One-Step Sampler for Boltzmann Distributions via Drifting
This addresses the computational bottleneck of iterative sampling for Boltzmann distributions in physics and machine learning, though it appears incremental as it builds on existing drifting and score-based methods.
The paper tackles the problem of amortized sampling from Boltzmann distributions with unknown normalization constants by developing a drifting-based framework that trains a one-step neural generator. The method achieves mean error 0.0754, covariance error 0.0425, and RBF MMD 0.0020 on a Gaussian-mixture target, demonstrating effective single-pass sampling.
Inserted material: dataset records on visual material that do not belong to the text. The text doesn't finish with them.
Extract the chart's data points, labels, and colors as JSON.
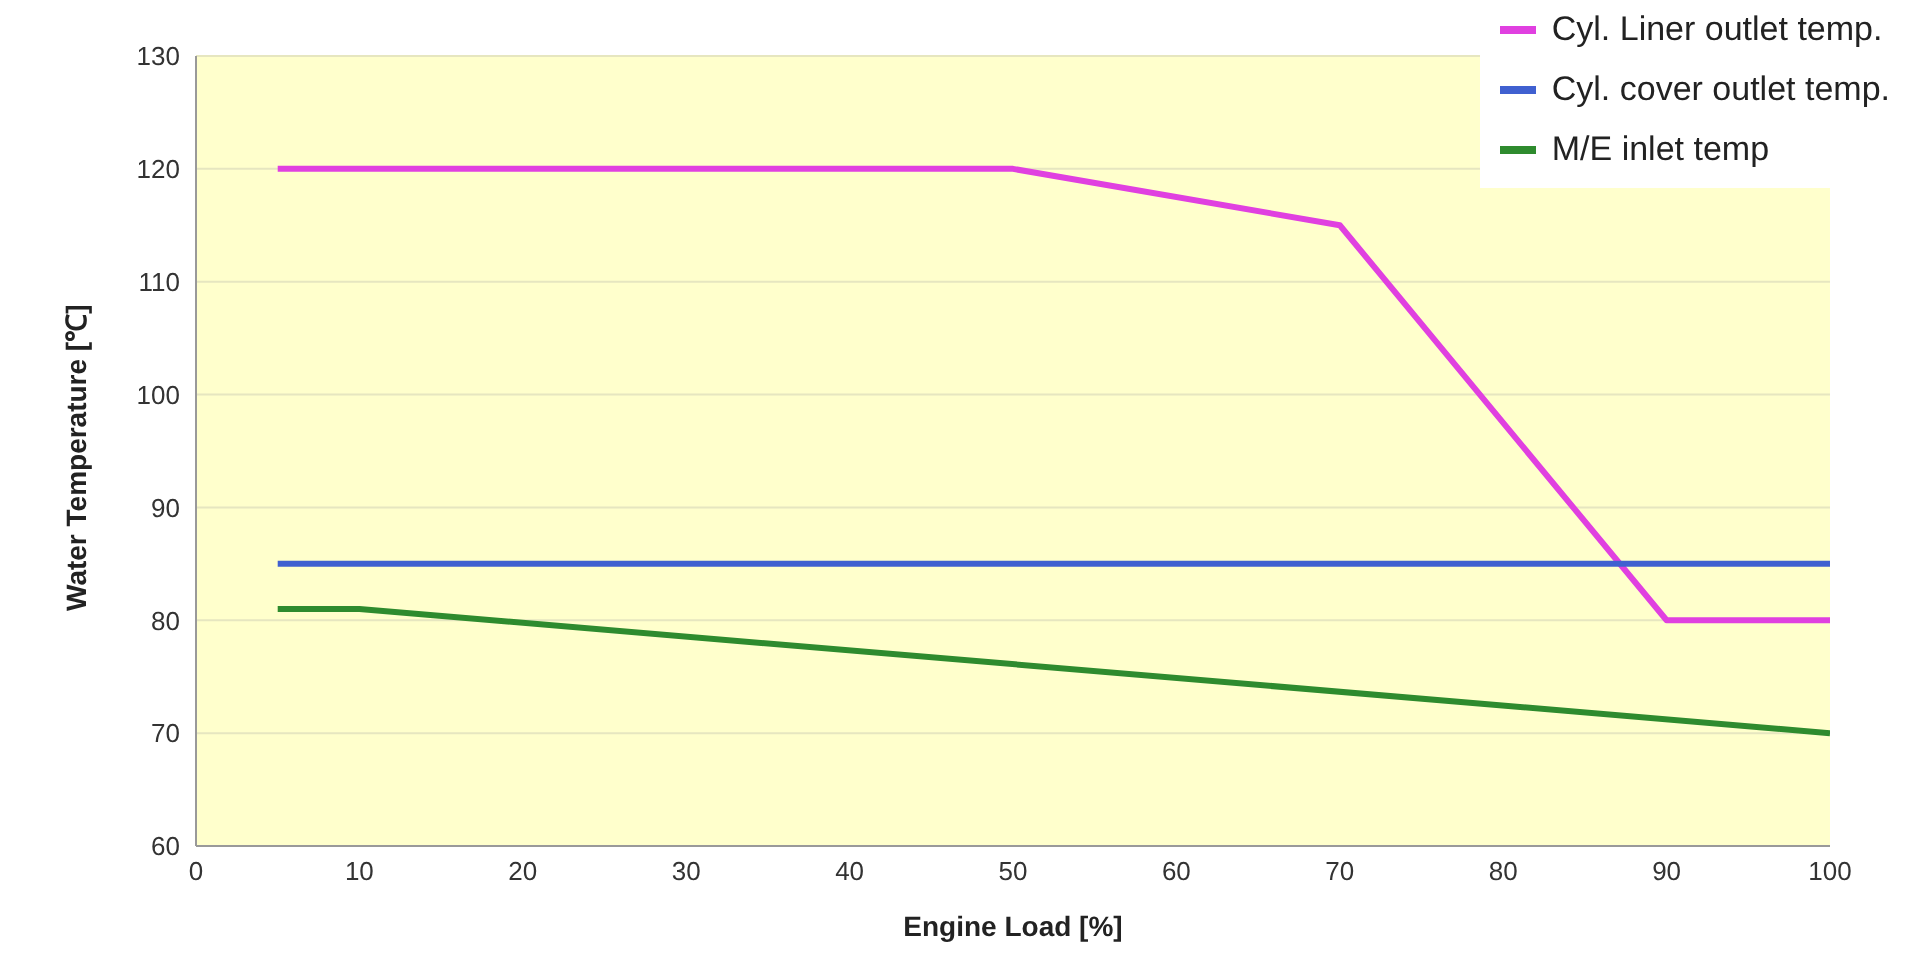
{
  "chart_data": {
    "type": "line",
    "xlabel": "Engine Load [%]",
    "ylabel": "Water Temperature [℃]",
    "xlim": [
      0,
      100
    ],
    "xticks": [
      0,
      10,
      20,
      30,
      40,
      50,
      60,
      70,
      80,
      90,
      100
    ],
    "ylim": [
      60,
      130
    ],
    "yticks": [
      60,
      70,
      80,
      90,
      100,
      110,
      120,
      130
    ],
    "grid": "y",
    "legend": "top right",
    "marker": "none",
    "line_style": "solid",
    "series": [
      {
        "name": "Cyl. Liner outlet temp.",
        "color": "#e040e0",
        "x": [
          5,
          50,
          70,
          90,
          100
        ],
        "values": [
          120,
          120,
          115,
          80,
          80
        ]
      },
      {
        "name": "Cyl. cover outlet temp.",
        "color": "#4060d0",
        "x": [
          5,
          100
        ],
        "values": [
          85,
          85
        ]
      },
      {
        "name": "M/E inlet temp",
        "color": "#2e8b2e",
        "x": [
          5,
          10,
          100
        ],
        "values": [
          81,
          81,
          70
        ]
      }
    ]
  }
}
We present a drifting-based framework for amortized sampling of Boltzmann distributions defined by energy functions. The method trains a one-step neural generator by projecting samples along a Gaussian-smoothed score field from the current model distribution toward the target Boltzmann distribution. For targets specified only up to an unknown normalization constant, we derive a practical target-side drift from a smoothed energy and use two estimators: a local importance-sampling mean-shift estimator and a second-order curvature-corrected approximation. Combined with a mini-batch Gaussian mean-shift estimate of the sampler-side smoothed score, this yields a simple stop-gradient objective for stable one-step training. On a four-mode Gaussian-mixture Boltzmann target, our sampler achieves mean error $0.0754$, covariance error $0.0425$, and RBF MMD $0.0020$. Additional double-well and banana targets show that the same formulation also handles nonconvex and curved low-energy geometries. Overall, the results support drifting as an effective way to amortize iterative sampling from Boltzmann distributions into a single forward pass at test time.